Pożar wybuchł w środę nad ranem w jednym z bloków w Zabrzu (Śląskie). Po zakończeniu akcji gaśniczej, strażacy odnaleźli w mieszkaniu ciało "prawdopodobnie kobiety". Z budynku ewakuowano 44 lokatorów. Nagranie otrzymaliśmy na Kontakt 24.
Jak przekazały służby, pożar wybuchł o godzinie 4:25.
O akcji strażaków w bloku przy ulicy Franciszkańskiej w Zabrzu mówił w rozmowie z TVN24 kapitan Wojciech Strugacz z komendy Państwowej Straży Pożarnej w Zabrzu.
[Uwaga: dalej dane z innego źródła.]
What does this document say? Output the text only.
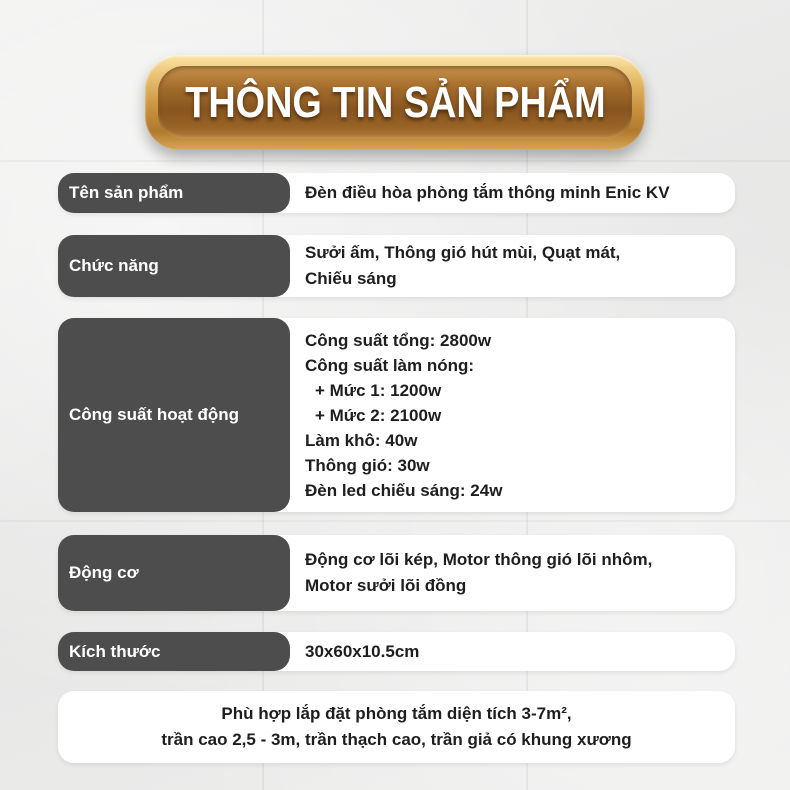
THÔNG TIN SẢN PHẨM
Tên sản phẩm	Đèn điều hòa phòng tắm thông minh Enic KV
Chức năng
Sưởi ấm, Thông gió hút mùi, Quạt mát,
Chiếu sáng
Công suất hoạt động
Công suất tổng: 2800w
Công suất làm nóng:
+ Mức 1: 1200w
+ Mức 2: 2100w
Làm khô: 40w
Thông gió: 30w
Đèn led chiếu sáng: 24w
Động cơ
Động cơ lõi kép, Motor thông gió lõi nhôm,
Motor sưởi lõi đồng
Kích thước	30x60x10.5cm
Phù hợp lắp đặt phòng tắm diện tích 3-7m²,
trần cao 2,5 - 3m, trần thạch cao, trần giả có khung xương
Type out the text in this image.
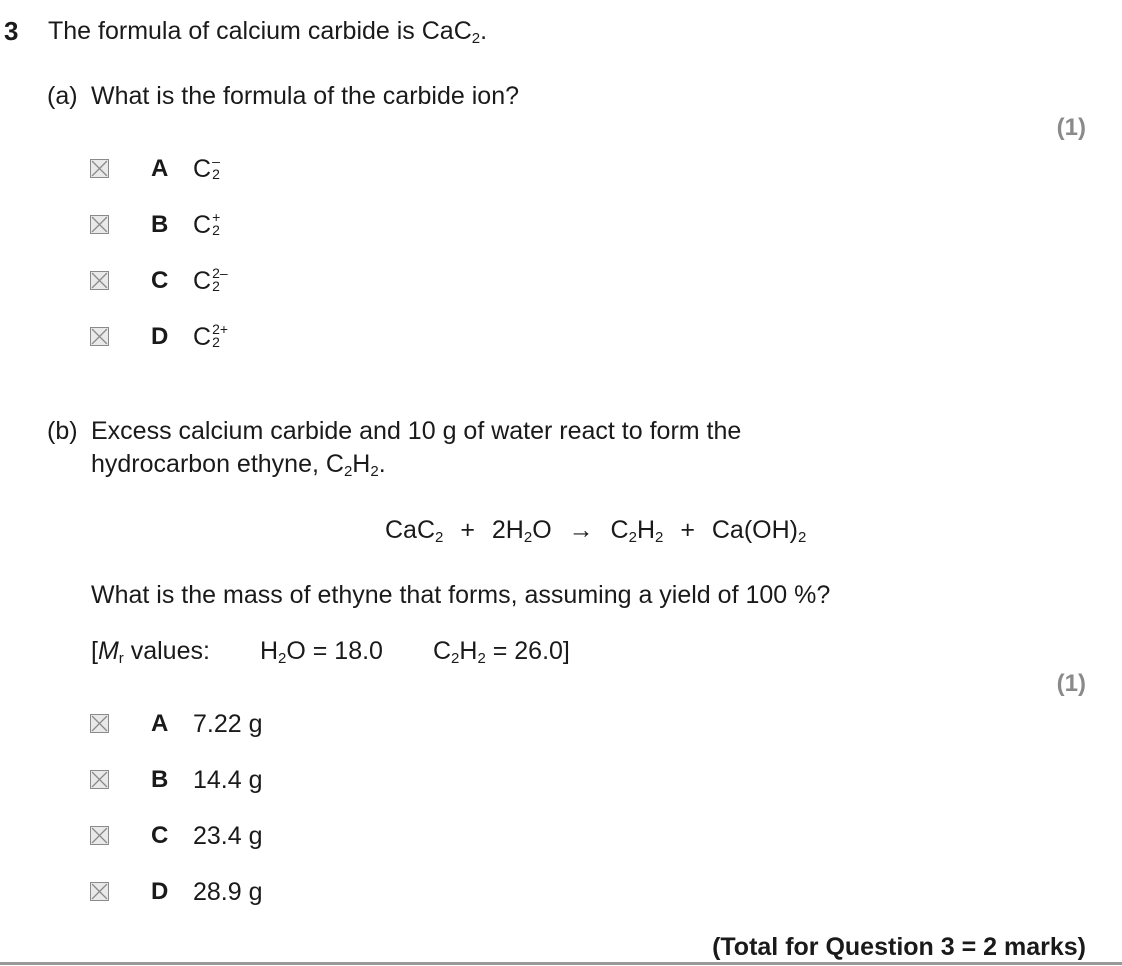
3 The formula of calcium carbide is CaC$_2$.
(a) What is the formula of the carbide ion?
(1)
A C –
2
B C +
2
C C 2–
2
D C 2+
2
(b) Excess calcium carbide and 10 g of water react to form the
hydrocarbon ethyne, $C_2H_2$.
$CaC_2 + 2H_2O \to C_2H_2 + Ca(OH)_2$
What is the mass of ethyne that forms, assuming a yield of 100 %?
[$M_r$ values: $H_2O = 18.0$ $C_2H_2 = 26.0$]
(1)
A 7.22 g
B 14.4 g
C 23.4 g
D 28.9 g
(Total for Question 3 = 2 marks)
- Na miejsce natychmiast zadysponowano trzy zastępy Państwowej Straży Pożarnej. Dojeżdżając na miejsce zdarzenia i widząc, że płomienie wydobywają się z tego mieszkania, dowódca zadysponował kolejne zastępy - z Zabrza i z Bytomia - relacjonował.
"Płomienie wydobywały się z każdego z okien"
Jak przekazał, całe mieszkanie było w płomieniach. - Strażacy szybko opanowali pożar, który prawdopodobnie przedostałby się na inne kondygnacje - mówił.
- Akcja była bardzo dynamiczna. Płomienie wydobywały się z każdego z okien tego mieszkania. Dowódca nakazał rozwinąć linię gaśniczą po drabinie mechanicznej, a to mieszkanie jest na 11 kondygnacji, bardzo wysoko. Drugi zastęp korzystał z klatki schodowej - przekazał.
Strażak poinformował też, że "po ugaszeniu pożaru w jednym z pomieszczeń znaleziono ciało prawdopodobnie kobiety". Od razu po przybyciu na miejsce ewakuowano 44 lokatorów bloku, jak zapewnił kapitan Strugacz "nikt z ewakuowanych lokatorów nie zgłosił żadnych dolegliwości".